Textes

Guillaume d'Ockham
Si la connaissance intuitive et la connaissance abstractive diffèrent ? [13]


Quodlibet 5, question n°5

[Raison en faveur du « non » :]
Non : parce que la pluralité ne doit pas être posée sans nécessité ; or, la même connaissance, selon sa substance, peut être dite intuitive quand la chose est présente — parce que l'intuitive connote la présence de la chose — et abstractive quand la chose est absente : donc, etc.

[Raison en faveur du « oui » :]
En sens contraire : une proposition contingente peut être connue avec évidence par l'intellect, par exemple : « cette blancheur existe » ; or, <elle n'est> pas <connue avec évidence> par une connaissance abstractive, car celle-ci abstrait de l'existence ; donc, <elle est connue avec évidence> par une <connaissance> intuitive : par conséquent, <l'intuitive et l'abstractive> diffèrent réellement.

<Réponse à la question>
[Position de G. d'Ockham : oui]
La conclusion de cette question est certaine et on peut la prouver par la séparabilité de ces actes <que sont les connaissances intuitive et abstractive>.

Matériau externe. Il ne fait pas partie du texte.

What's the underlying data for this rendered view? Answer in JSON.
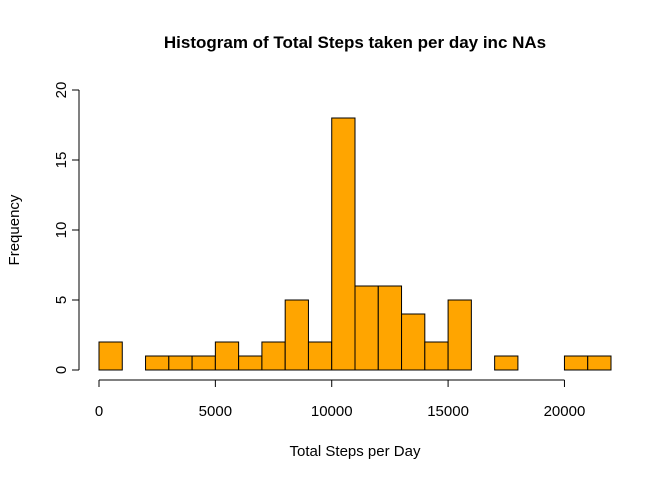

Mais <à savoir> comment elles diffèrent, il y a un doute. Et je dis à présent qu'elles diffèrent doublement : d'une <première> façon, <elles diffèrent> en ce que l'on donne son assentiment à une première <proposition> contingente par la connaissance intuitive, mais non par l'abstractive ; d'une autre façon, <elles diffèrent> en ce que, par la connaissance intuitive, non seulement je juge qu'une chose existe, quand elle existe, mais aussi qu'elle n'existe pas, quand elle n'existe pas ; par l'abstractive, je ne juge selon aucun de ces deux modes.

<Première objection> [14]

Mais en sens contraire : cela étant admis, il s'ensuit que Dieu ne pourrait pas causer en nous un acte de connaître par lequel une chose qui est absente nous apparaît être présente : ce qui est faux, puisque cela n'inclut pas de contradiction. La supposition est prouvée <de la manière suivante> : cette connaissance [15] n'est pas intuitive, selon toi, car par la <connaissance intuitive> une chose apparaît exister, quand elle existe, et ne pas exister, quand elle n'existe pas ; <cette connaissance n'est pas> non plus abstractive, car par la <connaissance abstractive> une chose n'apparaît pas être présente.

[...]

<Réponse à la première objection>

À la première de ces <objections>, je dis que Dieu ne peut pas causer en nous une connaissance de cette sorte, par laquelle il nous apparaît avec évidence qu'une chose est présente quand elle est absente, car cela inclut contradiction, parce que la connaissance évidente implique que la proposition pour laquelle est produit l'assentiment désigne vraiment ce qui est dans la réalité. Par conséquent, puisque la connaissance évidente de cette proposition : « une chose est présente » implique que la chose soit présente, il faut que la chose soit présente, autrement il n'y aura pas connaissance évidente. Or, tu supposes que <la chose> est absente, et ainsi, de cette supposition et de la connaissance évidente résulte une contradiction manifeste, à savoir qu'une chose est présente et n'est pas présente. C'est pourquoi Dieu ne peut pas causer une telle connaissance évidente.

Cependant, Dieu peut causer un acte créditif par lequel je crois qu'une chose qui est absente est présente. Et je dis que cette connaissance créditive sera abstractive, non intuitive. Et par un tel acte de foi, une chose peut apparaître être présente quand elle est absente, mais pas cependant par un acte évident.